Im Januar 2008 traten die Staatlichen Museen zu Berlin mit der Aufgabe an
J + K und MetaDesign heran, die Ausstellung
„Babylon. Mythos und Wahrheit“ mit Hilfe einer Kommunikationskampagne zum Publikumsmagneten und Highlight des Berliner Kultursommers 2008 zu machen. Das Ziel lautete: 300.000 Besucher im Zeitraum vom 26. Juni bis 5. Oktober 2008. Zum ersten Mal sollte eine Ausstellung der SMB mit einer Kampagne dieser Größe angekündigt und begleitet werden.

 

Kein Turm! Die Plakate greifen Mythos und Wahrheit Babylons eindrucksvoll auf.

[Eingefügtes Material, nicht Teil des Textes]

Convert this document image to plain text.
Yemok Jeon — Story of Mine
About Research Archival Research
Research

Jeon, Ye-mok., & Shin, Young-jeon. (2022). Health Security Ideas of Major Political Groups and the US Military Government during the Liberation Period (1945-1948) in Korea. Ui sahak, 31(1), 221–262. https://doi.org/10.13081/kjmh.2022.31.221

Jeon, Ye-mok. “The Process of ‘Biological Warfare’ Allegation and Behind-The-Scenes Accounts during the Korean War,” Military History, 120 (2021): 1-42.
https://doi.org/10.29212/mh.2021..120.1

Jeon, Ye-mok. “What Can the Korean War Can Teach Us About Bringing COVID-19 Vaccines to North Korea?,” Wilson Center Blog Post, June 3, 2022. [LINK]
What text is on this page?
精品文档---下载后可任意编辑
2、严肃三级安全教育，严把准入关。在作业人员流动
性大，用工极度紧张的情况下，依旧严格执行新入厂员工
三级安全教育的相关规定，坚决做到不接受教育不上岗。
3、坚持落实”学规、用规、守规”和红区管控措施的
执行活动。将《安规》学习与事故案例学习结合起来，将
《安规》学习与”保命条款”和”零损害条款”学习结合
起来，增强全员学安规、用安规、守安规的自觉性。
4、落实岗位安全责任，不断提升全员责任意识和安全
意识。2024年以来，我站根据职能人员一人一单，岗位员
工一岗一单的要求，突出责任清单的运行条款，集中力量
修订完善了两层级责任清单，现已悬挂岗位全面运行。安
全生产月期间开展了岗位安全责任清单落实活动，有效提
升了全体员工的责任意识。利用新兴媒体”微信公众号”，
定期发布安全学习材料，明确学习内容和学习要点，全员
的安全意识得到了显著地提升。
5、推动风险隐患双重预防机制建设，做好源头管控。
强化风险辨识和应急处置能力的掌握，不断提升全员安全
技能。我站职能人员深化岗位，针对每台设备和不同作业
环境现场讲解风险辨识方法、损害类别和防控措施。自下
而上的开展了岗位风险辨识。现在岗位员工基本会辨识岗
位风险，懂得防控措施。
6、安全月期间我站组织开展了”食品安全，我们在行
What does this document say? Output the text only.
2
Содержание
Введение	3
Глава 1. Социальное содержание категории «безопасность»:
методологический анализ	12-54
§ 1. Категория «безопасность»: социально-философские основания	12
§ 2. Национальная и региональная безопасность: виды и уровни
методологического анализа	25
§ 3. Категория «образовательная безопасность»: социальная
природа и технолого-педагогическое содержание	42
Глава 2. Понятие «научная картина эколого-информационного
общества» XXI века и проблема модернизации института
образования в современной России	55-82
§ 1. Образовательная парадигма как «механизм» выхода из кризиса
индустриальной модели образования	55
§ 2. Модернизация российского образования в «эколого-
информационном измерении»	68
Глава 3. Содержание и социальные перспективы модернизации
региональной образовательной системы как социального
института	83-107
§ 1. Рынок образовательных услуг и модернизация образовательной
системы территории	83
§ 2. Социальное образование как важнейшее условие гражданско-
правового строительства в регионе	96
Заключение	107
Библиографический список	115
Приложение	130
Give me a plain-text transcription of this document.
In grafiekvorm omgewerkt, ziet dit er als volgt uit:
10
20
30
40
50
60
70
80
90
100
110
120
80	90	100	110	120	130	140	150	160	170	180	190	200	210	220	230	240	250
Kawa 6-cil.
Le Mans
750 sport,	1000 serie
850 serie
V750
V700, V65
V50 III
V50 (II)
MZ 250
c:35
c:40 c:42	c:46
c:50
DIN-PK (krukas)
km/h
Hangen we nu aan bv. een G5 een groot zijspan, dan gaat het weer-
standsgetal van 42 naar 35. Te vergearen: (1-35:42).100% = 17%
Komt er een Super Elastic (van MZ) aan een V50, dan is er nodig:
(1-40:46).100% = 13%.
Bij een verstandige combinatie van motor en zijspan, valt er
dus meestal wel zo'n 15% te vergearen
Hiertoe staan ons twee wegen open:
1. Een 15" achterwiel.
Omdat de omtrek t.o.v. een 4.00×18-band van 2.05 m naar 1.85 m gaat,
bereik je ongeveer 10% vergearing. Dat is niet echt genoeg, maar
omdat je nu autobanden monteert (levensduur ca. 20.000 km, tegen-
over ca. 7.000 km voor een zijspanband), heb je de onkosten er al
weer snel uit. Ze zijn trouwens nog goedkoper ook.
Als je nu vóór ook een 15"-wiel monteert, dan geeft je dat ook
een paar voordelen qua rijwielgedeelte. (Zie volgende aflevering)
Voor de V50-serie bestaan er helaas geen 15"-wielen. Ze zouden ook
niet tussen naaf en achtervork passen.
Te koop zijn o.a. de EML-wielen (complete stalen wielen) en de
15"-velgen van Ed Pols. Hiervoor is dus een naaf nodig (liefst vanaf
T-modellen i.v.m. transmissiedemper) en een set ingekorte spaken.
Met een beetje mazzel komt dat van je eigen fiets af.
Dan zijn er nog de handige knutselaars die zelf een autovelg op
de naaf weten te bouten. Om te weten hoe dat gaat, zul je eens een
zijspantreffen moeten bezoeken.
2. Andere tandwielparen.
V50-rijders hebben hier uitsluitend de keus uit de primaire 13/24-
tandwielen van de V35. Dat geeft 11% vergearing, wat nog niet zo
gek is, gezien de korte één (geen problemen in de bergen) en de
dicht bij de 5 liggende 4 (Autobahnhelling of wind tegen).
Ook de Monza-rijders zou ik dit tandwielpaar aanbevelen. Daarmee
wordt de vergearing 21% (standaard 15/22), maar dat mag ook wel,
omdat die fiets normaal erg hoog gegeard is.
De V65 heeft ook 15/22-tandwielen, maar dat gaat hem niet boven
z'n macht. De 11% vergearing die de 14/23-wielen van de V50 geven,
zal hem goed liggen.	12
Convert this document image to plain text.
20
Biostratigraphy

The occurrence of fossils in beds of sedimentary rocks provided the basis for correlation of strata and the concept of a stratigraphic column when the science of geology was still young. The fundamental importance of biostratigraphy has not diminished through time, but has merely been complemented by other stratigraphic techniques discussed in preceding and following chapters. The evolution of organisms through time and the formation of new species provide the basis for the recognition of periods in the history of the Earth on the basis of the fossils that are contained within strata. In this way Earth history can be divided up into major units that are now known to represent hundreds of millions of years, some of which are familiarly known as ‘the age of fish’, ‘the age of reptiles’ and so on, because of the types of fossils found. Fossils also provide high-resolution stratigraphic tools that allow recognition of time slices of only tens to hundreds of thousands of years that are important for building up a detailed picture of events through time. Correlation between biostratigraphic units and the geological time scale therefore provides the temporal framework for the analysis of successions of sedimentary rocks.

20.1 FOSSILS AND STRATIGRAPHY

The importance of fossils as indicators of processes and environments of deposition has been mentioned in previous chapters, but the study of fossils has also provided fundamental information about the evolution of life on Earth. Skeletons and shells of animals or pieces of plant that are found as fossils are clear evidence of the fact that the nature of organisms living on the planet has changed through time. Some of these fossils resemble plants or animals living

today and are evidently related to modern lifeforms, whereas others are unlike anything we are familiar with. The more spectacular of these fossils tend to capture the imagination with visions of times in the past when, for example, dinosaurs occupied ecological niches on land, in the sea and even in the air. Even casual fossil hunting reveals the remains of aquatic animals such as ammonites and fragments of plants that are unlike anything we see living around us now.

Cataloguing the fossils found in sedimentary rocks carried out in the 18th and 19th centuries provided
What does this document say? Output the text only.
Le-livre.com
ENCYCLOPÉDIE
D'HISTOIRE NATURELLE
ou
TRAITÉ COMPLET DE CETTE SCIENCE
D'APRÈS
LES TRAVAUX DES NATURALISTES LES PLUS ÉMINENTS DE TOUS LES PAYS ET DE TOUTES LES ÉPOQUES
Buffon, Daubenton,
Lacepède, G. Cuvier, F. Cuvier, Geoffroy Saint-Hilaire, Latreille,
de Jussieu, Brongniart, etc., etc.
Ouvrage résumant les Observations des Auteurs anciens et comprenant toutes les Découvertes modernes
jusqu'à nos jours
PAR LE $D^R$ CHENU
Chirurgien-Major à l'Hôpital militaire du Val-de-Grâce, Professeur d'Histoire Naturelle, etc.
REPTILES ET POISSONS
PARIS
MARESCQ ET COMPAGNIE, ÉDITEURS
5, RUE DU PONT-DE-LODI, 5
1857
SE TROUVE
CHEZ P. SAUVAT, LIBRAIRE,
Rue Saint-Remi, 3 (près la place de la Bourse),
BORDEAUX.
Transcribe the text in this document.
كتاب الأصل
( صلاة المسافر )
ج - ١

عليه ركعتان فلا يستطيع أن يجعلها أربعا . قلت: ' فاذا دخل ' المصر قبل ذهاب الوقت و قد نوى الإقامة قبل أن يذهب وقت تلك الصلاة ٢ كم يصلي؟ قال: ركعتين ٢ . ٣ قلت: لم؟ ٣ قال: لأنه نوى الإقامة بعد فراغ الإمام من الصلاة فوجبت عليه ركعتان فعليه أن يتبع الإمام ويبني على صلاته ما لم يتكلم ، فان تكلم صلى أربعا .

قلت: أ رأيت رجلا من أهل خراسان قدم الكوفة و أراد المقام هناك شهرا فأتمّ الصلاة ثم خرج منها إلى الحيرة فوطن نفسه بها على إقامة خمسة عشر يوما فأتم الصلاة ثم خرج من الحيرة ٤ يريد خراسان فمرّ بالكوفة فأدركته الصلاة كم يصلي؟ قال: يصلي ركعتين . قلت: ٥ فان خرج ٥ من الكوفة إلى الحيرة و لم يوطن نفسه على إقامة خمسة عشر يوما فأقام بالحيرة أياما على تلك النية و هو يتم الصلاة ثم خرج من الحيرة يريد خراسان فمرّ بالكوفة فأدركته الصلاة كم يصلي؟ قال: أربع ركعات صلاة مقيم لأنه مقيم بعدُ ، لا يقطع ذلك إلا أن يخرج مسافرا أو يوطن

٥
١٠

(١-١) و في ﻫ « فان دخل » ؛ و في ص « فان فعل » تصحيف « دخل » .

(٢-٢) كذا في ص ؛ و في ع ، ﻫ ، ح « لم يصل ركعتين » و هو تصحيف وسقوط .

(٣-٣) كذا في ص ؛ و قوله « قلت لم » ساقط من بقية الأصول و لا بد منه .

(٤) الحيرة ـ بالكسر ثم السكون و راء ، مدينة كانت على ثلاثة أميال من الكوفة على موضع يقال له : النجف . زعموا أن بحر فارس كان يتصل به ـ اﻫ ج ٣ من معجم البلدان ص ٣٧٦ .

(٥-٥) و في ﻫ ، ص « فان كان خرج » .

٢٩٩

Babylon – dahinter verbergen sich zwei Welten: Das wahre antike Babylon und der Mythos. Dabei sind die geschichtliche Bedeutung und die zivilisatorischen Errungenschaften Babylons weit weniger bekannt als seine zahlreichen Mythen, die das vorherrschende Bild Babylons prägen. Hier setzt die von MetaDesign und J + K entwickelte Kampagne an: Mit dem Claim BABYLON WAR NICHT BABEL stellt sie Zu-wissen-Geglaubtes infrage und schafft ein Bewusstsein für die Widersprüchlichkeit von Mythos und Wahrheit, von Babel und Babylon.

 

Die markanten Plakatmotive stützen den Claim und verstärken die Irritation um die bekannten Vorstellungsbilder von Babylon und Babel. Die lauten Headlines – „Kein Gott!“, „Keine Hure!“, „Kein Turm!“ und „Kein König!“ – werden von der auffälligen Gestaltung unterstrichen.

 

Im Rahmen des Gestaltungs- und Kommunikationskonzeptes haben MetaDesign und J + K gemeinsam mit der Abteilung Presse Kommunikation und Sponsoring der Generaldirektion der Staatlichen Museen zu Berlin neben der Kampagnenkonzeption und -gestaltung auch die Basis für aufeinander abgestimmte Maßnahmen entwickelt, die den Besucher der Ausstellung begleiten – darunter bewährte Elemente wie Poster, Flyer und Website.

 

Das Ergebnis: Die Ausstellung übertraf die Erwartungen der SMB bei Weitem und erfuhr unerwartet hohen Zuspruch: Berlin war Babylon. Statt der anvisierten 300.000 kamen 560.000 Besucher, um sich die Sonderausstellung anzusehen.